The 1927 silent film It (not to be confused with Stephen King's IT) has reserved, aristocratic blonde Adela (the Betty) and sexy, fun-loving working class brunette Betty (the ironically-named Veronica) vying for Cyrus's affections. As Betty is the titular "it" girl and Cyrus is clearly attracted to her (even when he doesn't want to be) and oblivious of Adela's feelings for him throughout the entire film, it should be obvious which girl wins in the end.
The Olsen twins. Everything that they've ever been in. Ashley's character might be interested in fashion and modeling or be the cool surfer chick but will always be the boy-crazy Veronica while Mary-Kate's character might be a serious student or serious athlete but always the down to earth one.

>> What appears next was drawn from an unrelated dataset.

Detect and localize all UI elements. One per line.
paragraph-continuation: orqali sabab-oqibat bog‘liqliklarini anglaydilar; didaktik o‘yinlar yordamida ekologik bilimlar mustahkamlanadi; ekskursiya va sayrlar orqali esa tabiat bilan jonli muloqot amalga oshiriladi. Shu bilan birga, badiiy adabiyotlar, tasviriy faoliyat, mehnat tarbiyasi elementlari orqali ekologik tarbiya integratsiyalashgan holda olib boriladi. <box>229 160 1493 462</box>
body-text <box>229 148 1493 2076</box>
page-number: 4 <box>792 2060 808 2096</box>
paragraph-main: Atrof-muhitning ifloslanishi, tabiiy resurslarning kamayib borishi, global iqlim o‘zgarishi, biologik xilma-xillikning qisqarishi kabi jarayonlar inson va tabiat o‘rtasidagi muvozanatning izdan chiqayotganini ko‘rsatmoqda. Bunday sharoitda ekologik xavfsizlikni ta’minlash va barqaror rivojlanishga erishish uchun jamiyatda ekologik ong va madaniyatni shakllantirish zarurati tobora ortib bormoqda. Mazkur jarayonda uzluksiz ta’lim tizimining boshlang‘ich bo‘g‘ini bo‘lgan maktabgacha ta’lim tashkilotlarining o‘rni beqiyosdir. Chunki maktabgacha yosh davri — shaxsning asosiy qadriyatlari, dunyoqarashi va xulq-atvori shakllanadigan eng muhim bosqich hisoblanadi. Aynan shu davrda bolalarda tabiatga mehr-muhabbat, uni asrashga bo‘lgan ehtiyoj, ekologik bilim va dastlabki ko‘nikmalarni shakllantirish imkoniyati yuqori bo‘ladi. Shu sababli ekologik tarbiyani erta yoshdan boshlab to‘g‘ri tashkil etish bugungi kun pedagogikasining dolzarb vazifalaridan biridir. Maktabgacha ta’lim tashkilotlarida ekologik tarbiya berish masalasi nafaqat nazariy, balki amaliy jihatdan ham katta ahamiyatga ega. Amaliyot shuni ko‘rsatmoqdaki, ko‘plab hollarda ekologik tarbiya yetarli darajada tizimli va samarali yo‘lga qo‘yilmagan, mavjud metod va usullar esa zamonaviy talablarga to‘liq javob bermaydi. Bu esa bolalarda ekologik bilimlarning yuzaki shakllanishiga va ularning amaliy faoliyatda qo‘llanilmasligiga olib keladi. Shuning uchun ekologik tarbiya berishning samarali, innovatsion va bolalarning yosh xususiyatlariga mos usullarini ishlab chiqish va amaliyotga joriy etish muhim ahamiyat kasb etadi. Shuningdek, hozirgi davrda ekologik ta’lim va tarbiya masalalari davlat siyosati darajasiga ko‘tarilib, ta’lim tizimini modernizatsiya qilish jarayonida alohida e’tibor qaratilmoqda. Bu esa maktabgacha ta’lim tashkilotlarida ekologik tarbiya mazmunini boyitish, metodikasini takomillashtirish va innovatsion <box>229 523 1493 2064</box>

Something New: Mark (Betty) and Brian (Veronica) for Kenya (Archie). Mark has no cultural or color divide to overcome and works a similar professional job and comes from an acceptable social status. Brian does not.
In a deleted scene from Pulp Fiction, Mia Wallace runs a personality/pop culture test on Vincent Vega. One of the questions is "Betty or Veronica", and Vincent chooses Betty, claiming never having gotten Veronica's appeal. Which is made interesting by the fact that Mia is a total Veronica.
The 1945 French classic Children of Paradise. Amid its Love Dodecahedron is the triangle between the mime Baptiste, the sultry carnival performer Garance (Veronica) and Nathalie (Betty), daughter of the manager of the theater where Baptiste is a star. In a variation on the usual formula, Garance loves Baptiste, but his shyness and her many other suitors stand in the way of their romance (also, both women are brunettes). Eventually Baptiste marries Nathalie, only to have Garance re-enter his life.
In the 1993 ski film Aspen Extreme, one of the main protagonists, TJ Burke, is involved in a love triangle between two very different women: a down-to-earth and beautiful radio DJ named Robin Hand (the Betty) and a seductive millionaire businesswoman named Bryce Kellogg (the Veronica).
A variant appeared in The Captain's Paradise, where Alec Guinness was married to quiet homebody Maud (Betty) but had the sexy and vibrant Nita (Veronica) as his wife in another port. Hilarity began ensuing when he mixed up his presents for them, making Maud ecstatic that he saw her as physically desirable and Nita thrilled that he was willing to acknowledge her domestic side.
Subverted in The Dark Knight Rises. Bruce Wayne/Batman is attracted to both Miranda Tate (CEO of Wayne Enterprises, as well as a prim and proper society lady) and Selina Kyle (Catwoman)...but Miranda turns out to be Bane's Man Behind the Man and the film's Big Bad, who wants to nuke Gotham.
In Dangerous Beauty, Marco Venier is caught in a love triangle between his dutiful, God-fearing, obedient wife, Giulia de Lezze, obviously the Betty, and the sensuous, promiscuous, dangerous courtesan Veronica Franco, who is, well, the Veronica. Interestingly, Veronica was very much a Betty herself, and she and Marco were in love in their youth, and wanted to marry, except that Veronica's family had no money for a dowry, forcing her to become a courtesan in order to support herself. The film in general has much more sympathy for Veronica, who is, after all, the title character, protagonist, and heroine, than for Giulia, whose only faults are that she is not as sexually adventurous as a courtesan, and that she resents the fact that her husband openly patronizes a courtesan.
In the backstory to It's a Wonderful Life, young George Bailey has to choose between Fille Fatale Violet and wholesome Mary — naturally, he picks Mary. Later in life there are vicious rumours about the fact that George and Violet are seen having private conversations (gasp!), though really he's just helping her out financially.
In The Legend of Frenchie King, the bumbling sheriff is attracted to the leads Marie Sarrazin and Louise King. Marie is the Betty, being the one the sheriff has known for longer and therefore more approachable, and the mysterious (outlaw) Louise is the Veronica. He wins neither. They seem more interested in each other than in him at any rate.